With funding for the wall stalled, with healthcare through the House, with the fundamentals of a massive Trump tax cut and tax reform effort laid out, many in the White House are now turning their attention to another critical Trump campaign promise: infrastructure investment.
On the campaign trail, then-candidate Trump promised to rebuild American roads, bridges, airports and railways – and in the process – put millions of Americans back to work and grow the American economy.
In an interview given in November, just after Trump’s victory over Hillary Clinton that shocked the political establishment, Steve Bannon, the President’s Chief Strategist – and one of the ideological flame keepers of Trumpism – talked about a one trillion dollar infrastructure plan. This trillion dollar infrastructure plan would be the core of Trump’s economic nationalism, and it is a plan that will not bury us further in debt with hundreds of millions in new spending but instead take advantage of public-private partnerships to leverage the billion dollars.
As Bannon told the Hollywood Reporter, “I’m the guy pushing a trillion-dollar infrastructure plan. With negative interest rates throughout the world, it’s the greatest opportunity to rebuild everything.”
Bannon knows that by creating jobs and rebuilding the American working class, Republicans can create something of a permanent majority in this country. “The globalists gutted the American working class and created a middle class in Asia… If we deliver… we’ll get 60 percent of the white vote, and 40 percent of the black and Hispanic vote and we’ll govern for 50 years. That’s what the Democrats missed. They were talking to these people with companies with a $9 billion market cap employing nine people. It’s not reality. They lost sight of what the world is about.”
Bannon is absolutely right. We can rebuild the American working class. If successful in that endeavor, we can build a political majority for decades and we can do so without bankrupting future generations with new taxpayer spending.
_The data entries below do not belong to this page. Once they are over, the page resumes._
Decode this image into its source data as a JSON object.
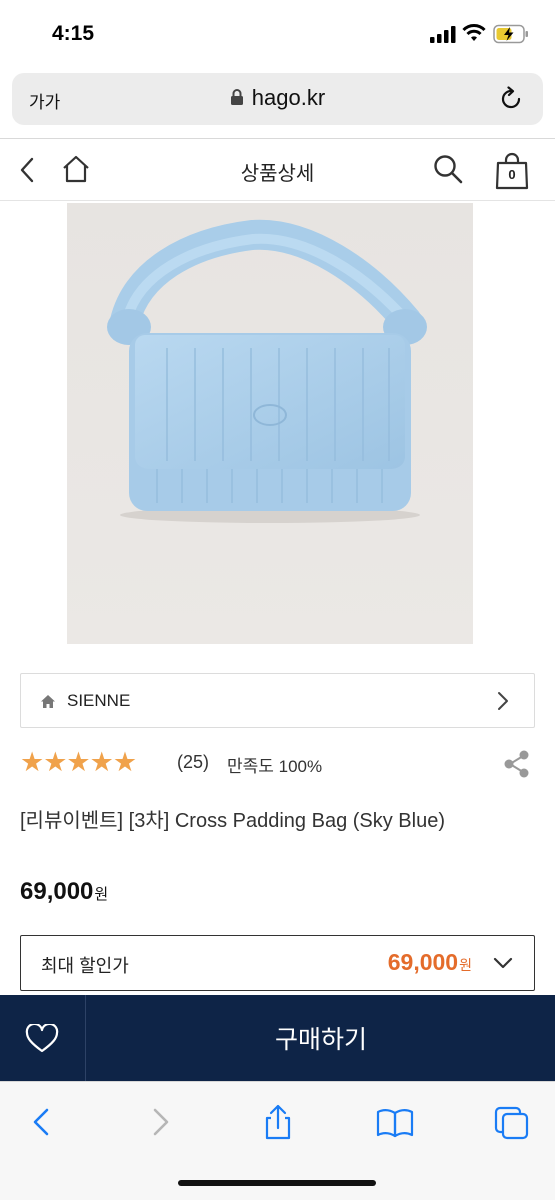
{
  "status_bar": {
    "time": "4:15"
  },
  "browser": {
    "text_size_label": "가가",
    "url": "hago.kr"
  },
  "header": {
    "title": "상품상세",
    "cart_count": "0"
  },
  "product": {
    "image_alt_icon": "sky-blue-quilted-padding-bag",
    "brand": "SIENNE",
    "stars": "★★★★★",
    "review_count": "(25)",
    "satisfaction": "만족도 100%",
    "name": "[리뷰이벤트] [3차] Cross Padding Bag (Sky Blue)",
    "price": "69,000",
    "currency": "원"
  },
  "discount": {
    "label": "최대 할인가",
    "price": "69,000",
    "currency": "원"
  },
  "buy_bar": {
    "buy_label": "구매하기"
  },
  "colors": {
    "accent_orange": "#e46c2b",
    "star_color": "#f0a24b",
    "buy_bar_bg": "#0e2447",
    "product_blue": "#a9cde9"
  }
}
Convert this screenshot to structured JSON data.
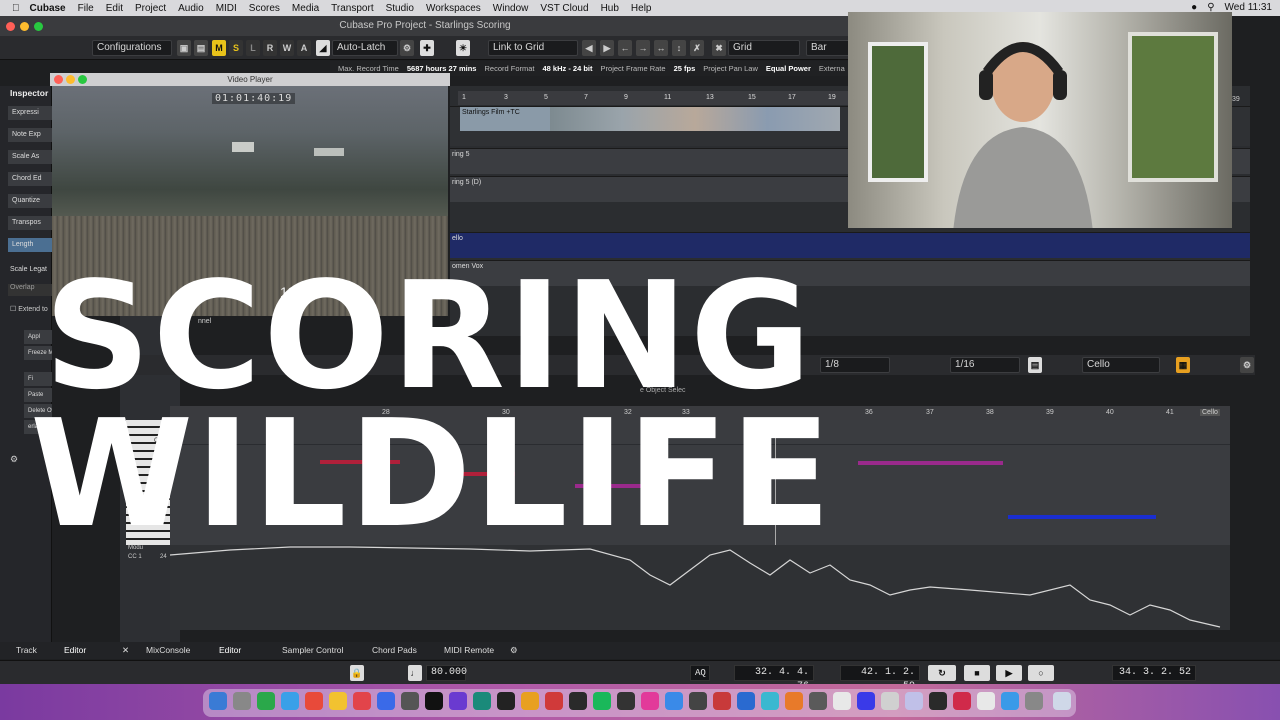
{
  "menubar": {
    "app": "Cubase",
    "items": [
      "File",
      "Edit",
      "Project",
      "Audio",
      "MIDI",
      "Scores",
      "Media",
      "Transport",
      "Studio",
      "Workspaces",
      "Window",
      "VST Cloud",
      "Hub",
      "Help"
    ],
    "clock": "Wed  11:31"
  },
  "window": {
    "title": "Cubase Pro Project - Starlings Scoring"
  },
  "toolbar": {
    "configurations": "Configurations",
    "m": "M",
    "s": "S",
    "l": "L",
    "r": "R",
    "w": "W",
    "a": "A",
    "automation_mode": "Auto-Latch",
    "snap_mode": "Link to Grid",
    "grid": "Grid",
    "bar": "Bar"
  },
  "infoline": {
    "max_record_label": "Max. Record Time",
    "max_record_value": "5687 hours 27 mins",
    "record_format_label": "Record Format",
    "record_format_value": "48 kHz - 24 bit",
    "frame_rate_label": "Project Frame Rate",
    "frame_rate_value": "25 fps",
    "pan_law_label": "Project Pan Law",
    "pan_law_value": "Equal Power",
    "external": "Externa"
  },
  "inspector": {
    "title": "Inspector",
    "items": [
      "Expressi",
      "Note Exp",
      "Scale As",
      "Chord Ed",
      "Quantize",
      "Transpos",
      "Length"
    ],
    "scale_legato": "Scale Legat",
    "overlap": "Overlap",
    "extend": "Extend to",
    "apply": "Appl",
    "freeze": "Freeze MIDI Leng",
    "fixed": "Fi",
    "paste": "Paste",
    "delete_overlaps": "Delete Overlaps (mono",
    "overlaps_poly": "erlaps (p"
  },
  "video": {
    "title": "Video Player",
    "timecode": "01:01:40:19",
    "timecode_partial": "19"
  },
  "arrange": {
    "ruler": [
      "1",
      "3",
      "5",
      "7",
      "9",
      "11",
      "13",
      "15",
      "17",
      "19"
    ],
    "ruler_right": "39",
    "tracks": [
      "Starlings Film +TC",
      "ring 5",
      "ring 5 (D)",
      "ello",
      "omen Vox"
    ]
  },
  "editor": {
    "quantize": "1/8",
    "length": "1/16",
    "track": "Cello",
    "object_select": "e Object Selec",
    "channel": "nnel",
    "ruler": [
      "28",
      "30",
      "32",
      "33",
      "36",
      "37",
      "38",
      "39",
      "40",
      "41"
    ],
    "cello_label": "Cello",
    "cc_label": "Modu",
    "cc_number": "CC 1",
    "cc_value": "24",
    "note_label": "C3"
  },
  "bottomtabs": {
    "track": "Track",
    "editor_left": "Editor",
    "mixconsole": "MixConsole",
    "editor": "Editor",
    "sampler": "Sampler Control",
    "chordpads": "Chord Pads",
    "midiremote": "MIDI Remote"
  },
  "transport": {
    "tempo": "80.000",
    "left_locator": "32. 4. 4. 76",
    "right_locator": "42. 1. 2. 59",
    "position": "34. 3. 2. 52",
    "aq": "AQ"
  },
  "overlay": {
    "line1": "SCORING",
    "line2": "WILDLIFE"
  },
  "colors": {
    "accent_yellow": "#e8c21a",
    "note_red": "#b0203a",
    "note_purple": "#9a2a8c",
    "note_blue": "#1a2ed0"
  }
}
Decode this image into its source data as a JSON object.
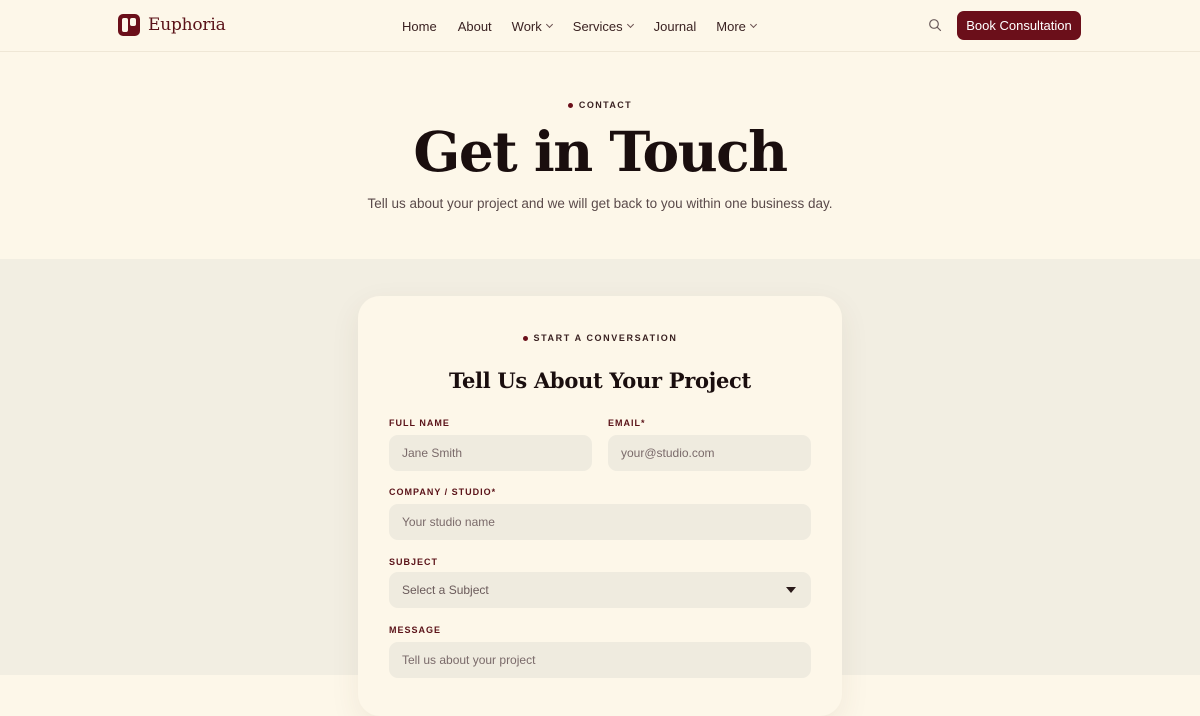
{
  "brand": {
    "name": "Euphoria"
  },
  "nav": {
    "items": [
      {
        "label": "Home",
        "has_dropdown": false
      },
      {
        "label": "About",
        "has_dropdown": false
      },
      {
        "label": "Work",
        "has_dropdown": true
      },
      {
        "label": "Services",
        "has_dropdown": true
      },
      {
        "label": "Journal",
        "has_dropdown": false
      },
      {
        "label": "More",
        "has_dropdown": true
      }
    ],
    "search_icon": "search-icon",
    "cta_label": "Book Consultation"
  },
  "hero": {
    "eyebrow": "CONTACT",
    "title": "Get in Touch",
    "subtitle": "Tell us about your project and we will get back to you within one business day."
  },
  "form": {
    "eyebrow": "START A CONVERSATION",
    "title": "Tell Us About Your Project",
    "full_name": {
      "label": "FULL NAME",
      "placeholder": "Jane Smith"
    },
    "email": {
      "label": "EMAIL*",
      "placeholder": "your@studio.com"
    },
    "company": {
      "label": "COMPANY / STUDIO*",
      "placeholder": "Your studio name"
    },
    "subject": {
      "label": "SUBJECT",
      "selected": "Select a Subject"
    },
    "message": {
      "label": "MESSAGE",
      "placeholder": "Tell us about your project"
    }
  },
  "colors": {
    "accent": "#6b0f1a",
    "page_bg": "#fdf7e9",
    "section_bg": "#f2eee2",
    "field_bg": "#efebdf"
  }
}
One of President Trump’s favorite example is airport infrastructure needs. On the campaign trail, candidate Trump frequently bemoaned the state of U.S. airports – particularly as opposed to some of our international neighbors. President Trump has promised to build great 21st century airports. The problem, of course, is that a recent study shows that American airports currently have $100 billion in unmet infrastructure needs. The good news is that those needs can be met exactly as Bannon and the Trump campaign envisioned.
Conservative Congressman Thomas Massie (R-KY) has co-authored legislation with Rep. Pete DeFazio (D-OR) that would remove the arbitrary federal cap on the passenger facility charge (PFC) – allowing individual airports to set their own PFC without federal involvement.
By allowing airports to raise the funds locally from the passengers who actually use the airports – rather than federal taxpayers – the Massie/DeFazio bill would allow airports to make critical investments in infrastructure.
This move would not only allow us to rebuild our airports – without spending a dime of federal taxpayer dollars – it would also return control to the individual local airports and away from Washington, DC.
This is why so many conservative and libertarian organizations like the Competitive Enterprise Institute, FreedomWorks and Citizens Against Government Waste have explicitly endorsed the effort.
Bannon can mark another promise made as a promise kept from his infamous White House white board if the Trump administration joins with other conservatives in supporting the Massie/DeFazio effort to get the federal government out of the airport business.